Who said this, and to what was he referring?
Yes, it was a ‘he’, John Daniel no less, who included this bold claim in his recent paper ‘Making Sense of MOOCs: Musings in a Maze of Myth, Paradox and Possibility‘. In claiming that “this is the real revolution of MOOCs”, he explains that
“Placing their xMOOCs in the public domain for a worldwide audience will oblige institutions to do more than pay lip service to importance of teaching and put it at the core their missions.”
You’d better read it twice to make sure you understand what he’s getting at. Better still, you’d better read the whole article, as it’s currently the best you’ll find about the status and prospects of MOOCs (and there’s plenty to choose from!). I won’t attempt to summarise it (Tony Bates does here – make sure you read the comments, especially the one from Stephen Downes), but strongly agree that it will be the quality of the teaching that will be the determinant of the success or otherwise of MOOCs.
And they will improve rapidly, as institutions feel the pressure from users to provide a better teaching and learning environment, and companies like Coursera and edX respond with ‘new and improved’ features to their models.
Those who currently don’t perceive much of a threat from MOOCs should heed Daniel’s deliberate and considered use of ‘revolution’. I’m not claiming they have their heads in the sand, but much of their musing is from the perspective of currently available xMOOCs, many of which lack fundamental educational features.
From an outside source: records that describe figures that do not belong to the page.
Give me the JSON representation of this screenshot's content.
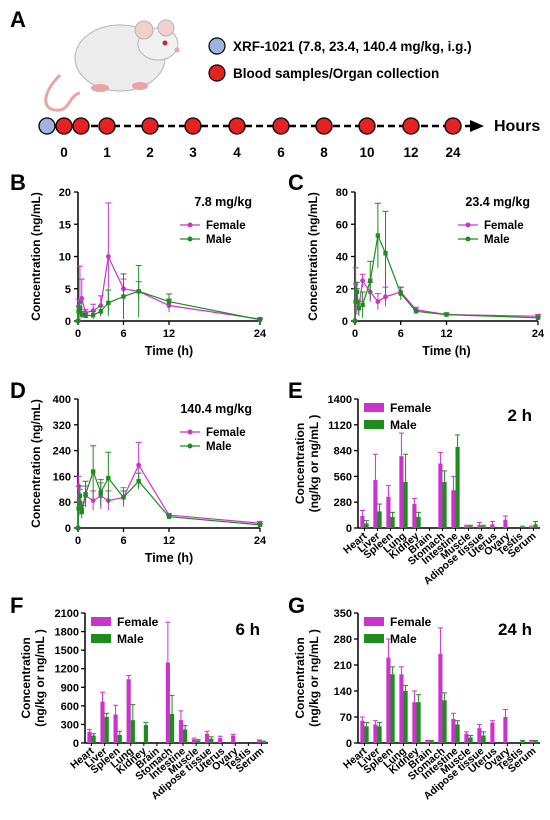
{
  "colors": {
    "female": "#CC33CC",
    "male": "#1E8C1E",
    "dose": "#9DB3E0",
    "blood": "#E52222",
    "axis": "#000000"
  },
  "panel_a": {
    "label": "A",
    "legend": [
      {
        "text": "XRF-1021 (7.8, 23.4, 140.4 mg/kg, i.g.)",
        "dot": "dose"
      },
      {
        "text": "Blood samples/Organ collection",
        "dot": "blood"
      }
    ],
    "timeline": {
      "points": [
        "0",
        "1",
        "2",
        "3",
        "4",
        "6",
        "8",
        "10",
        "12",
        "24"
      ],
      "arrow_label": "Hours"
    }
  },
  "chart_data": [
    {
      "panel": "B",
      "type": "line",
      "title": "7.8 mg/kg",
      "xlabel": "Time (h)",
      "ylabel": "Concentration (ng/mL)",
      "xlim": [
        0,
        24
      ],
      "ylim": [
        0,
        20
      ],
      "xticks": [
        0,
        6,
        12,
        24
      ],
      "yticks": [
        0,
        5,
        10,
        15,
        20
      ],
      "series": [
        {
          "name": "Female",
          "color": "female",
          "x": [
            0,
            0.083,
            0.25,
            0.5,
            1,
            2,
            3,
            4,
            6,
            8,
            12,
            24
          ],
          "y": [
            0,
            2.2,
            3.0,
            3.5,
            1.3,
            1.6,
            2.4,
            10.0,
            5.0,
            4.6,
            2.4,
            0.3
          ],
          "err": [
            0,
            1.2,
            5.5,
            3.0,
            0.5,
            1.0,
            1.5,
            8.3,
            1.5,
            1.5,
            1.0,
            0.2
          ]
        },
        {
          "name": "Male",
          "color": "male",
          "x": [
            0,
            0.083,
            0.25,
            0.5,
            1,
            2,
            3,
            4,
            6,
            8,
            12,
            24
          ],
          "y": [
            0,
            1.5,
            2.0,
            1.0,
            0.8,
            0.9,
            1.5,
            2.8,
            3.8,
            4.6,
            3.0,
            0.2
          ],
          "err": [
            0,
            0.8,
            0.9,
            0.5,
            0.3,
            0.6,
            0.8,
            2.0,
            3.5,
            4.0,
            1.2,
            0.1
          ]
        }
      ]
    },
    {
      "panel": "C",
      "type": "line",
      "title": "23.4 mg/kg",
      "xlabel": "Time (h)",
      "ylabel": "Concentration (ng/mL)",
      "xlim": [
        0,
        24
      ],
      "ylim": [
        0,
        80
      ],
      "xticks": [
        0,
        6,
        12,
        24
      ],
      "yticks": [
        0,
        20,
        40,
        60,
        80
      ],
      "series": [
        {
          "name": "Female",
          "color": "female",
          "x": [
            0,
            0.083,
            0.25,
            0.5,
            1,
            2,
            3,
            4,
            6,
            8,
            12,
            24
          ],
          "y": [
            0,
            23,
            12,
            8,
            25,
            18,
            12,
            15,
            18,
            7,
            4,
            3
          ],
          "err": [
            0,
            10,
            8,
            5,
            4,
            6,
            5,
            6,
            3,
            1.5,
            1,
            1
          ]
        },
        {
          "name": "Male",
          "color": "male",
          "x": [
            0,
            0.083,
            0.25,
            0.5,
            1,
            2,
            3,
            4,
            6,
            8,
            12,
            24
          ],
          "y": [
            0,
            12,
            18,
            8,
            10,
            25,
            53,
            42,
            17,
            6,
            4,
            2
          ],
          "err": [
            0,
            8,
            6,
            4,
            8,
            12,
            20,
            26,
            4,
            1,
            1,
            0.5
          ]
        }
      ]
    },
    {
      "panel": "D",
      "type": "line",
      "title": "140.4 mg/kg",
      "xlabel": "Time (h)",
      "ylabel": "Concentration (ng/mL)",
      "xlim": [
        0,
        24
      ],
      "ylim": [
        0,
        400
      ],
      "xticks": [
        0,
        6,
        12,
        24
      ],
      "yticks": [
        0,
        80,
        160,
        240,
        320,
        400
      ],
      "series": [
        {
          "name": "Female",
          "color": "female",
          "x": [
            0,
            0.083,
            0.25,
            0.5,
            1,
            2,
            3,
            4,
            6,
            8,
            12,
            24
          ],
          "y": [
            0,
            130,
            80,
            60,
            100,
            85,
            100,
            85,
            95,
            195,
            40,
            15
          ],
          "err": [
            0,
            30,
            40,
            20,
            30,
            30,
            40,
            30,
            30,
            70,
            5,
            5
          ]
        },
        {
          "name": "Male",
          "color": "male",
          "x": [
            0,
            0.083,
            0.25,
            0.5,
            1,
            2,
            3,
            4,
            6,
            8,
            12,
            24
          ],
          "y": [
            0,
            60,
            100,
            50,
            105,
            175,
            110,
            155,
            95,
            145,
            35,
            10
          ],
          "err": [
            0,
            20,
            30,
            20,
            40,
            80,
            40,
            80,
            20,
            25,
            5,
            3
          ]
        }
      ]
    },
    {
      "panel": "E",
      "type": "bar",
      "title": "2 h",
      "ylabel": "Concentration (ng/kg or ng/mL )",
      "ylim": [
        0,
        1400
      ],
      "yticks": [
        0,
        280,
        560,
        840,
        1120,
        1400
      ],
      "categories": [
        "Heart",
        "Liver",
        "Spleen",
        "Lung",
        "Kidney",
        "Brain",
        "Stomach",
        "Intestine",
        "Muscle",
        "Adipose tissue",
        "Uterus",
        "Ovary",
        "Testis",
        "Serum"
      ],
      "series": [
        {
          "name": "Female",
          "color": "female",
          "values": [
            130,
            520,
            340,
            780,
            260,
            0,
            700,
            410,
            20,
            30,
            40,
            90,
            0,
            10
          ],
          "err": [
            60,
            280,
            120,
            250,
            60,
            0,
            120,
            150,
            10,
            30,
            30,
            40,
            0,
            10
          ]
        },
        {
          "name": "Male",
          "color": "male",
          "values": [
            50,
            180,
            120,
            500,
            120,
            0,
            500,
            880,
            20,
            20,
            0,
            0,
            10,
            40
          ],
          "err": [
            30,
            80,
            50,
            300,
            50,
            0,
            120,
            130,
            10,
            10,
            0,
            0,
            10,
            30
          ]
        }
      ]
    },
    {
      "panel": "F",
      "type": "bar",
      "title": "6 h",
      "ylabel": "Concentration (ng/kg or ng/mL )",
      "ylim": [
        0,
        2100
      ],
      "yticks": [
        0,
        300,
        600,
        900,
        1200,
        1500,
        1800,
        2100
      ],
      "categories": [
        "Heart",
        "Liver",
        "Spleen",
        "Lung",
        "Kidney",
        "Brain",
        "Stomach",
        "Intestine",
        "Muscle",
        "Adipose tissue",
        "Uterus",
        "Ovary",
        "Testis",
        "Serum"
      ],
      "series": [
        {
          "name": "Female",
          "color": "female",
          "values": [
            180,
            670,
            460,
            1030,
            0,
            0,
            1300,
            370,
            60,
            150,
            80,
            120,
            0,
            40
          ],
          "err": [
            40,
            150,
            150,
            60,
            0,
            0,
            650,
            150,
            20,
            40,
            30,
            20,
            0,
            10
          ]
        },
        {
          "name": "Male",
          "color": "male",
          "values": [
            120,
            420,
            130,
            370,
            290,
            0,
            470,
            220,
            40,
            70,
            0,
            0,
            0,
            20
          ],
          "err": [
            30,
            60,
            60,
            250,
            40,
            0,
            300,
            60,
            15,
            30,
            0,
            0,
            0,
            10
          ]
        }
      ]
    },
    {
      "panel": "G",
      "type": "bar",
      "title": "24 h",
      "ylabel": "Concentration (ng/kg or ng/mL )",
      "ylim": [
        0,
        350
      ],
      "yticks": [
        0,
        70,
        140,
        210,
        280,
        350
      ],
      "categories": [
        "Heart",
        "Liver",
        "Spleen",
        "Lung",
        "Kidney",
        "Brain",
        "Stomach",
        "Intestine",
        "Muscle",
        "Adipose tissue",
        "Uterus",
        "Ovary",
        "Testis",
        "Serum"
      ],
      "series": [
        {
          "name": "Female",
          "color": "female",
          "values": [
            60,
            50,
            230,
            185,
            110,
            5,
            240,
            65,
            25,
            40,
            55,
            70,
            0,
            5
          ],
          "err": [
            10,
            10,
            50,
            20,
            30,
            2,
            70,
            15,
            5,
            10,
            5,
            20,
            0,
            2
          ]
        },
        {
          "name": "Male",
          "color": "male",
          "values": [
            45,
            45,
            185,
            140,
            110,
            5,
            115,
            50,
            15,
            20,
            0,
            0,
            5,
            5
          ],
          "err": [
            10,
            10,
            20,
            15,
            20,
            2,
            20,
            10,
            5,
            10,
            0,
            0,
            2,
            2
          ]
        }
      ]
    }
  ]
}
Typical is the reaction of an academic from Ursinus College, who has written about his experience with a MOOC run by Coursera. Jonathan Marks presents ‘Who’s afraid of the big bad disruption‘ in Inside Higher Education. Jonathan teaches politics, and recently decided to sign up with Coursera to see how a leader in the field, Ezekiel Emanuel, teaches ‘Health Policy and the Affordable Care Act’.
“… colleges like mine have little to fear from Coursera and its cousins. They are in the self-improvement business. We are in the self-formation business.”
Hmm, OK, but watch out as the MOOCs evolve to become an even more attractive option for more and more learners. At the moment they are primarily the province of working adults, but once cash-strapped younger students calculate the costs and realise the benefits (as real credit becomes more prevalent), the revolution could (will?!) hit hard.
Searching for suitable pics for this post, I went to Photopin (alert readers will have noticed my now-frequent use of this site, an offshoot of Flickr) and found the great illustrations you see here. I mention this because the name Giulia Forsythe keeps coming up with these stylish creations, so I did a little digging.
Lo and behold, it seems that her inspiration is drawn from her experience in a MOOC! Specifically, ‘Her own lifelong learning journey has been enriched through participation in Massively [sic] Open Online Courses, most notably, DS106.’ Go on, have a look at DS106 (Computer Science 106: Digital Storytelling, from the University of Mary Washington), especially if you’re interested in visual literacy.
I haven’t checked closely, but I suspect that it’s a cMOOC rather than an xMOOC (read the Daniel article if you don’t know the difference). Methinks the revolution will occur if and when XMOOCs become more like cMOOCs.